Bait lagu Melayu: “Indragiri pasirnya lumat” ini ada di tengah batang Sungai Indragiri sampai ke hulunya. Mulai dekat ke Rengat. Malah di kampung halamannya penyair A Aris Abeba di Air Molek, di Pekan Heran, “pasirnya” Pasir Ringgit.

Pasirnya memang lumat. Lekas mempat untuk ditabur pada jalan bertanah padat. Untuk semen tembok beton pun sangat kuat lekat.

Di muara Indragiri tidak ada pasir lumat, kecuali seresak di Pantai Solop. Pasir lumat pun di badan jalan-jalan di hilir Indragiri ini tidak bisa ditabur. Di sini semua negeri berstatus “kuala lumpur”. Daratannya rawa redang. Bila hujan lecah macam bubur. Kerikil-kerikil besar pun akan habis terkubur.
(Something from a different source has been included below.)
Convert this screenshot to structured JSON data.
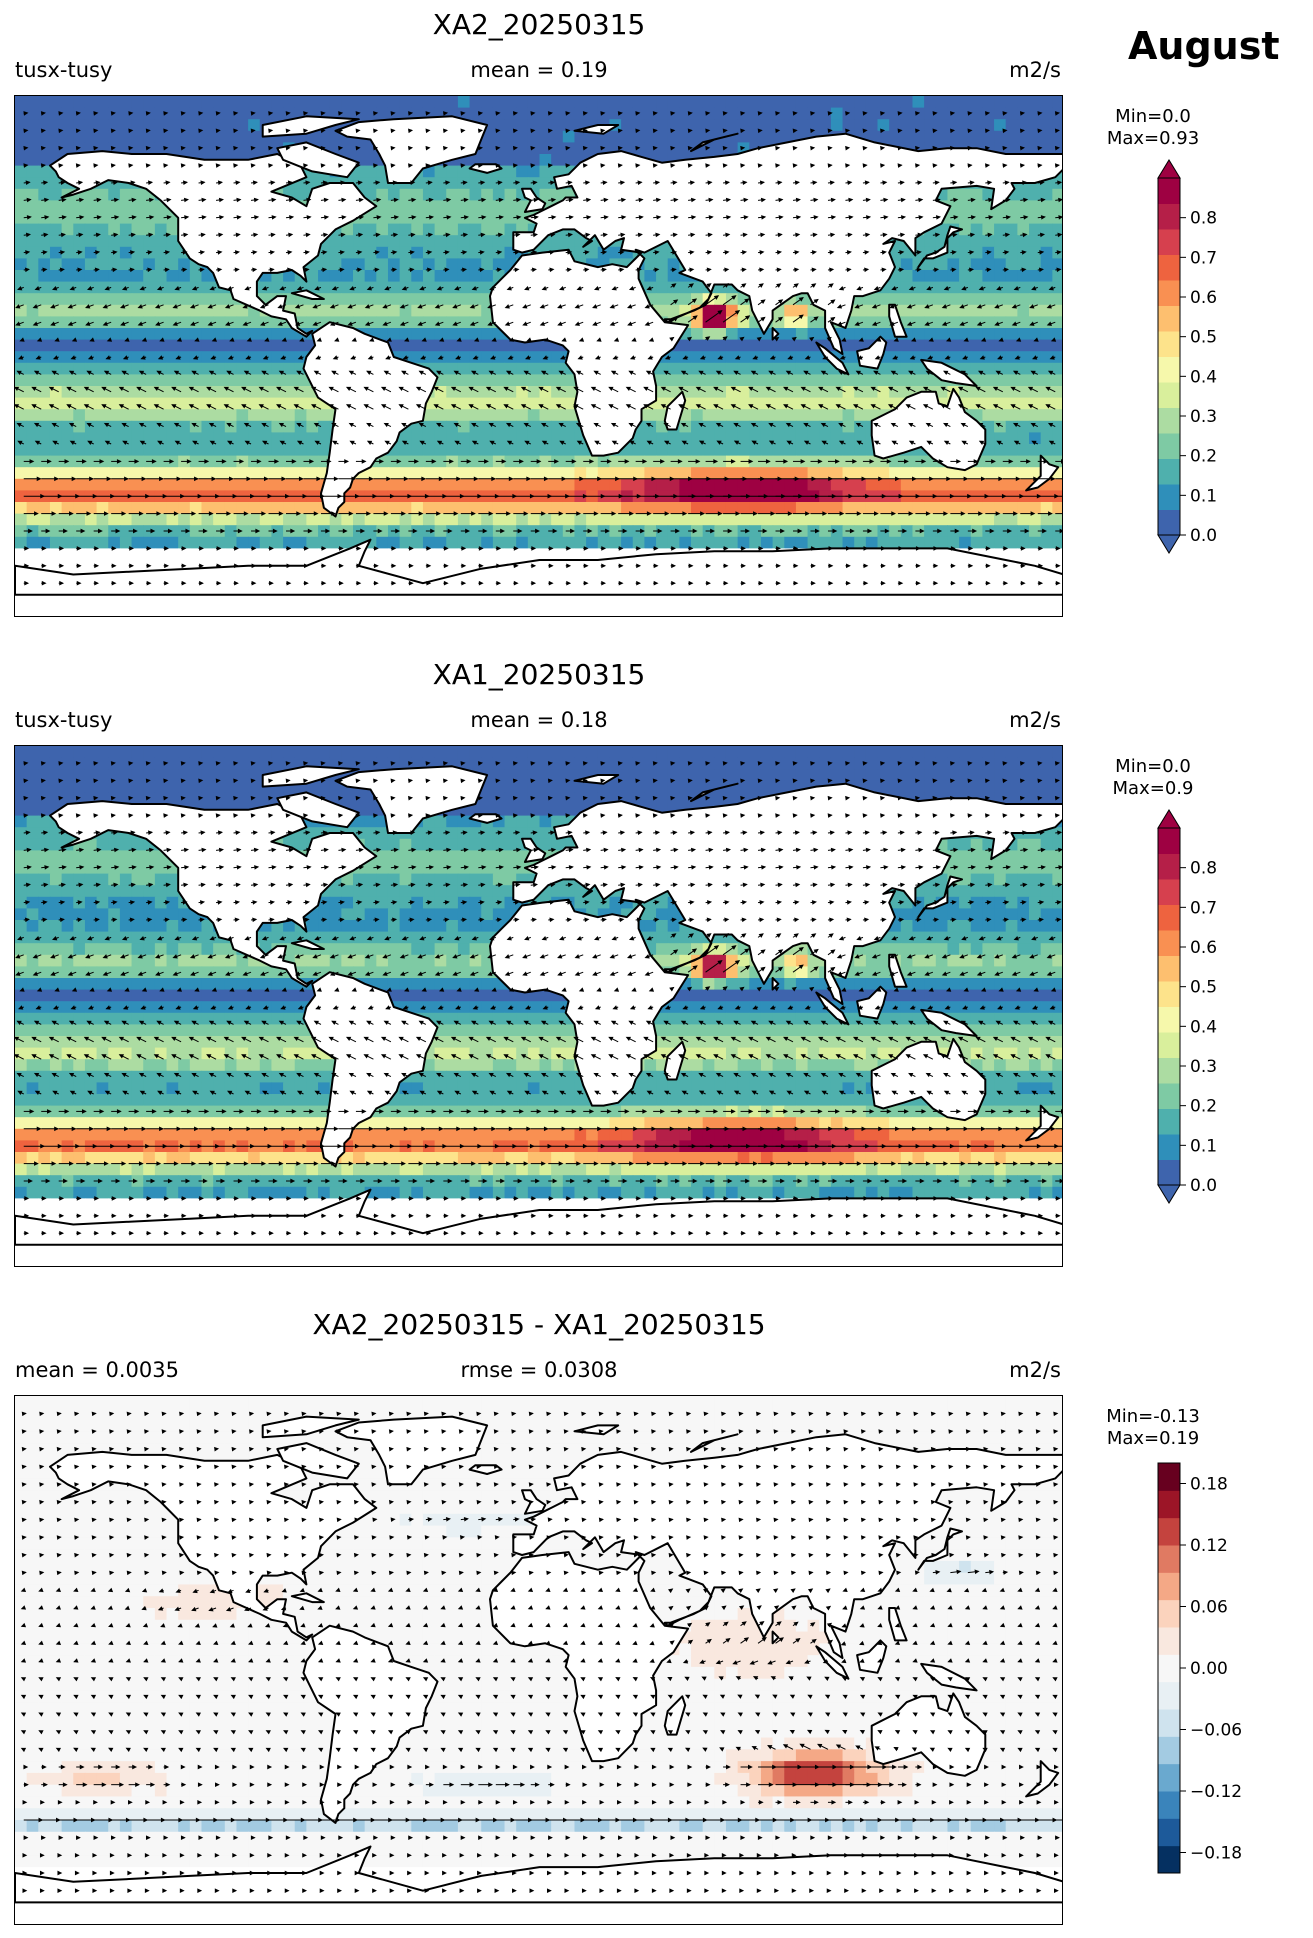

Di sini, memang pasir seresak spesialnya. Pasir yang dari dalam laut dilempar ombak ke pantai lumpur Pantai Solop di Pulau Cawan sejak berabad-abad lalu ini merupakan serpihan pecahan beragam kulit kerang. Dia tidak lumat. Tapi pipih. Dia tidak bulat. Tapi bergigi-gigi. Inilah konon yang lebih cocok untuk timbunan jalan-jalan di atas rerawa yang berlumpur-lumpur.

Pantai Solop pasirnya seresak
Dibawa ombak dari dalam laut
Maksud membangun malah merusak
Pinggang patah akibat salah urut

1970-an juga, satu per satu petani kelapa mulai meninggalkan Pantai Solop. Daratan sudah dinaiki air laut. Abrasi terjadi siang dan malam. Kebun-kebun mulai terendam. Buah-buah kelapa mulai mengecil. Komeng semakin banyak. Hasilnya pun semakin bulan semakin jauh berkurang.

Keindahan pulau berpasir satu-satunya di muara Indragiri pun lenyap dalam seketika. Ini terjadi semasa putra datuk bendahara berkuasa.

Kuala Mandah musnah. Pantai Solop punah.

Pensiun. Hilang jabatan syahbandar. Tetapi terasa masih tersisa sifat pendekar. Engku Hussein pun lalu memungut sebidang kebun yang ditinggalkan di Pantai Solop. Lalu dia tebas anak kayu dan semak belukar. Dia percaya, di sini, matahari akan terus bersinar.

Niat tulus tapi takdir buruk sudah menunggu.

Satu malam sang pendekar tua ini diuji keperkasaannya. Datanglah lima perompak dari laut naik ke daratan. Jumlahnya seperti kawanan Hang Tuah juga. Lima sekawan. Terkejut ada yang datang mengendap-endap, Engku Hussien langsung terkesiap.

Sadar korbannya sudah siap, perompak ini langsung main babat. Untung Engku Hussien pandai bersilat. Sadar pula korbannya hebat, para perompak balik lari melompat, mengejar perahu mereka yang ditambat di pohon perepat.

Engku Husein pun pindah tempat bertambat.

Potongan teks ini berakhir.